La campagne #IBelong [JEXISTE en français] du HCR qui vise à l’éradication de l'apatridie d'ici 2024 a également progressé. Il s'agit notamment d'avancées dans les adhésions nationales aux deux conventions sur l'apatridie et d'efforts visant à garantir l'enregistrement des naissances dans les hôpitaux et les communautés locales. « Mais malgré ces avancées dans de nombreux pays, il reste beaucoup à faire, d'autant plus que certains ont suspendu l'enregistrement des actes d'état civil et des naissances pendant la pandémie, occasionnant des retards et augmentant le risque d'apatridie, plutôt que de le réduire », a-t-elle souligné.
Gillian Triggs a également évoqué les gains découlant du Pacte mondial sur les réfugiés et du Forum mondial sur les réfugiés qui a suivi en décembre 2019, où plus de 1400 engagements ont abouti à des politiques et des investissements de sources publiques et privées, qui ont « une valeur durable en offrant des voies pratiques vers des solutions. »

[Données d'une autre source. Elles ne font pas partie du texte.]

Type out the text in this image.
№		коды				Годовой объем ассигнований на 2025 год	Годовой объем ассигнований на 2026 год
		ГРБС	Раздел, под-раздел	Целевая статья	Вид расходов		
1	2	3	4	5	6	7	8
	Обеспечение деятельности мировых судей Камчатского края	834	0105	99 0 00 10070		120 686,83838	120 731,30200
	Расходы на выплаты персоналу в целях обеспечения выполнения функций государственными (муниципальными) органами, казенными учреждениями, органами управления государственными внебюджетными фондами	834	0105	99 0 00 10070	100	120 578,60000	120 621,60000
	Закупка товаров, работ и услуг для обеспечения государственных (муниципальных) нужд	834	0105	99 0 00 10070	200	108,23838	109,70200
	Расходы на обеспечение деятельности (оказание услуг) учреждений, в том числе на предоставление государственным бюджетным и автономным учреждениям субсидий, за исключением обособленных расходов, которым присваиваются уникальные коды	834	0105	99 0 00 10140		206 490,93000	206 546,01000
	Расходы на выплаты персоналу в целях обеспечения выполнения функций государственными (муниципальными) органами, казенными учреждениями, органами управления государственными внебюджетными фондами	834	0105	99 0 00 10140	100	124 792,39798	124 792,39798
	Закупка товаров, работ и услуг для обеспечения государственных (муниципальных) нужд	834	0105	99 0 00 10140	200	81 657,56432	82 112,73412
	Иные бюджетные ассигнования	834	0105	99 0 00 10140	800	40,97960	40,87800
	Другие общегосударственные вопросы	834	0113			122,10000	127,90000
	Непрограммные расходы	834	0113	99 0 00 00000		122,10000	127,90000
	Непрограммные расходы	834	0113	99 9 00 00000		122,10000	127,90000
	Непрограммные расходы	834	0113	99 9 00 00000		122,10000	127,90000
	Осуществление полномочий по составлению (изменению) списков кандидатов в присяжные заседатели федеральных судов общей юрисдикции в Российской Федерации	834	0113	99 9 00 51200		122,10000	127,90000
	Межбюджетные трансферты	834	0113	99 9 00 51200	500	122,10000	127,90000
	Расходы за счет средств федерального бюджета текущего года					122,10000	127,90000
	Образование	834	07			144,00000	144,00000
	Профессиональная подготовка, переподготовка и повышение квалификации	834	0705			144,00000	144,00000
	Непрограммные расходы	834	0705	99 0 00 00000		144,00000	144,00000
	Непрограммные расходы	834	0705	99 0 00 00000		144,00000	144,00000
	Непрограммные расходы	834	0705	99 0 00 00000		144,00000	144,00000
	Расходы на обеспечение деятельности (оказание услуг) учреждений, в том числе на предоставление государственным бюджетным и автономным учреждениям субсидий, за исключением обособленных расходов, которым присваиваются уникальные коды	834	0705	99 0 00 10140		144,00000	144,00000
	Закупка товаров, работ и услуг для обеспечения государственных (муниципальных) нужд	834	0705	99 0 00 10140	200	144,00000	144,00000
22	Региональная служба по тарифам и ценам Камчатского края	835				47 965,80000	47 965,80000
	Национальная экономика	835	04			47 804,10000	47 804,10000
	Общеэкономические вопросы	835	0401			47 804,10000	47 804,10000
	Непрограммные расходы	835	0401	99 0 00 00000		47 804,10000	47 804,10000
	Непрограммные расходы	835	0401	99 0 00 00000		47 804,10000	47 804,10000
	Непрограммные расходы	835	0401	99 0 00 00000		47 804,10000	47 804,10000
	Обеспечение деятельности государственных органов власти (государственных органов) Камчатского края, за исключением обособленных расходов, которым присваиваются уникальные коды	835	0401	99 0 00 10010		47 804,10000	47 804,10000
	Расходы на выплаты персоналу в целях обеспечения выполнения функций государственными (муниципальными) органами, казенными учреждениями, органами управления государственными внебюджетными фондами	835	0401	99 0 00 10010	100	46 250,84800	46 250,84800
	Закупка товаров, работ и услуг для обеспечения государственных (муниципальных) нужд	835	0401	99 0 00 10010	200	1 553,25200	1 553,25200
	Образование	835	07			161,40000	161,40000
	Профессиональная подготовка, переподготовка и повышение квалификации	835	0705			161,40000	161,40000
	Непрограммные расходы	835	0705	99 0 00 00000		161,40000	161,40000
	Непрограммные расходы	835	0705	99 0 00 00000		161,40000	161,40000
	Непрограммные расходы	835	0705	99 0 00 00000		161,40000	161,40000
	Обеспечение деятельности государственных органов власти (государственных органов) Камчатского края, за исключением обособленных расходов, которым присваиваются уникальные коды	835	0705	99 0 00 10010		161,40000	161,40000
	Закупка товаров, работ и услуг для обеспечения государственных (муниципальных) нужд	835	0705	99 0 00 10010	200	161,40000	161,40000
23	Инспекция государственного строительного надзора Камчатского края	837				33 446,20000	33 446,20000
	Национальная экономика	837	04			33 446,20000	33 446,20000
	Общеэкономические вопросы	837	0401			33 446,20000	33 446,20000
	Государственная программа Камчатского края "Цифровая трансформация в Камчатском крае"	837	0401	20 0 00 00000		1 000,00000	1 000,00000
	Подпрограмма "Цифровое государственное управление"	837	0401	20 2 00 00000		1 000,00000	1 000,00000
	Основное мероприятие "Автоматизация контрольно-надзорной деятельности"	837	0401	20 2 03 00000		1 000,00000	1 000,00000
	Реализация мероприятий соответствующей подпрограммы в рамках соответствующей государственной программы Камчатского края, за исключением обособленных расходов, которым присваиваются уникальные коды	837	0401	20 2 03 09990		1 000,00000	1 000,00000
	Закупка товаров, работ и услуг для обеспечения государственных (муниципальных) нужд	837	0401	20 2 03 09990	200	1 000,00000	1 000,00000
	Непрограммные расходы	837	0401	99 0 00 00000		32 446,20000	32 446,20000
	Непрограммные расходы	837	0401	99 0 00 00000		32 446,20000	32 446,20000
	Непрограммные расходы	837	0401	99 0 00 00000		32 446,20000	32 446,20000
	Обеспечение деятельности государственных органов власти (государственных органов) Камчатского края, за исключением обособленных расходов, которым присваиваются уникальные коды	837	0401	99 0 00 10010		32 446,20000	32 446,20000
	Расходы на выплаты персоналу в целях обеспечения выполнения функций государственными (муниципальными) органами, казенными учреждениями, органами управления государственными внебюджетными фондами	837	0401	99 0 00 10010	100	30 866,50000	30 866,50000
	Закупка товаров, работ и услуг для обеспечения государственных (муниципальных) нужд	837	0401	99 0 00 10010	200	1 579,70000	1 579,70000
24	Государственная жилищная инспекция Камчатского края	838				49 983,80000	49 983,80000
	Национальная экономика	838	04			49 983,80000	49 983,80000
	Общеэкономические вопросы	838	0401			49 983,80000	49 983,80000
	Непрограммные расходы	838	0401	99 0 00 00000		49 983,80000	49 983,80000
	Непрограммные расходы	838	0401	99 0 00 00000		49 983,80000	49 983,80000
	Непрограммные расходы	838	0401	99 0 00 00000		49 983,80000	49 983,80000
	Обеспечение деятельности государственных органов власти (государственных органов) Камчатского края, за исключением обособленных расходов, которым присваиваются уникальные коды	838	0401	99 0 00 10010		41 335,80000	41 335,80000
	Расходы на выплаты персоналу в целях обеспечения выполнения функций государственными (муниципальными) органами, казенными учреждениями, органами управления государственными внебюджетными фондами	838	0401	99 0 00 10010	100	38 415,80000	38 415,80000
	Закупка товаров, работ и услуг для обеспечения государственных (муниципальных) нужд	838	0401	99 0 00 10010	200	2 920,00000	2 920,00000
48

« Au cours des deux années qui se sont écoulées depuis le Forum mondial sur les réfugiés, de réels progrès ont été réalisés », a-t-elle déclaré. « Il ne fait aucun doute que nous devons redoubler d'efforts pour donner un sens pratique au principe de partage équitable des responsabilités qui est au cœur du Pacte mondial sur les réfugiés. Il s'agit de l'une des principales priorités de l'Agence des Nations Unies pour les réfugiés, qui incarne le principe international de solidarité », conclut-elle.